Gegen das seinem Prozeßbevollmächtigten am 30. März 1993 gegen Empfangsbekenntnis zugestellte Urteil hat der Kläger die am 22. April 1993 beim Hessischen Landessozialgericht in Darmstadt eingegangene Berufung eingelegt. Er ist weiterhin der Auffassung, daß ihm eine Beschädigtenrente nach den Vorschriften des BVG zusteht.

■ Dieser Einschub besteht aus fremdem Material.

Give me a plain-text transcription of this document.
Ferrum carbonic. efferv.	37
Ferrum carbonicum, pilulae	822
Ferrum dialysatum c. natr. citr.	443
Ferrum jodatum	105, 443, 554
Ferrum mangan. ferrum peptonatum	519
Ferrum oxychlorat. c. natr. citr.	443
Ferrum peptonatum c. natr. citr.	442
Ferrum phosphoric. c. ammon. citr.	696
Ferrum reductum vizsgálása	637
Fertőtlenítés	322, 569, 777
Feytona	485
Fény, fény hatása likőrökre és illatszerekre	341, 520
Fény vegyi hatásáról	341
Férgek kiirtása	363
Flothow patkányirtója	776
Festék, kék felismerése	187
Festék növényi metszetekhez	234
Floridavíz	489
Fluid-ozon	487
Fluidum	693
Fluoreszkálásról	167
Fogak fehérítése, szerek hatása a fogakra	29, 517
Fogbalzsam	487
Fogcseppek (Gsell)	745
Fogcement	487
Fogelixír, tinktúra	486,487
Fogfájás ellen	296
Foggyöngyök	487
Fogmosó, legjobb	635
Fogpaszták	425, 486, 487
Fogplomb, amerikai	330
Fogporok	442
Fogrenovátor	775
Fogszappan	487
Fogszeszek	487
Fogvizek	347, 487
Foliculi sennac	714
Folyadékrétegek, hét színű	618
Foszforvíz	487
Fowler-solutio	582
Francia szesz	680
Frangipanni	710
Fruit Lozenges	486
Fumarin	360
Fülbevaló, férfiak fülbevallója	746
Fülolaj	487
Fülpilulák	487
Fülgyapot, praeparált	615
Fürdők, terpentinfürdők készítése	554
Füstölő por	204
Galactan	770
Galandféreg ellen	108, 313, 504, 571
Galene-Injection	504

Der Senat hat die Bundesrepublik Deutschland, vertreten durch die Bundesausführungsbehörde für Unfallversicherung zum Verfahren beigeladen (Beschluss vom 8. Juni 1998).
Der Kläger beantragt,
das Urteil des Sozialgerichts Fulda vom 29. Januar 1993 aufzuheben und den Beklagten unter Aufhebung des Bescheides vom 23. Mai 1991 in Gestalt des Widerspruchsbescheides vom 31. Oktober 1991 zu verurteilen, ihm wegen der Folgen des am 10. Oktober 1976 erlittenen Unfalls Beschädigtenrente nach einer MdE von 25 v.H. seit dem Monat der Antragstellung (1. April 1990) zu gewähren,
hilfsweise,
ihm unter Beachtung der Rechtsauffassung des Gerichts einen neuen Bescheid zu erteilen,
höchsthilfsweise,
die Beigeladene zu verurteilen, ihm wegen der Folgen des am 10. Oktober 1976 erlittenen Unfalls dem Grunde nach Leistungen nach dem Recht der gesetzlichen Unfallversicherung zu gewähren.
Der Beklagte beantragt,
die Berufung zurückzuweisen.
Er ist weiterhin der Auffassung, bei den festgestellten Veränderungen am linken Kniegelenk handele es sich um Nichtschädigungsleiden, da die bei dem Kläger vorliegende Osteochondrosis dissecans als aseptische Knochennekrose auf jahrelange Überlastungen und nicht allein auf ein einmaliges Unfallereignis zurückzuführen sei. Dazu beruft sich der Beklagte insbesondere auf die versorgungsärztlichen Stellungnahmen im Berufungsverfahren durch Frau Dr. F. vom 12. April 1994 sowie vom 20. September 1994.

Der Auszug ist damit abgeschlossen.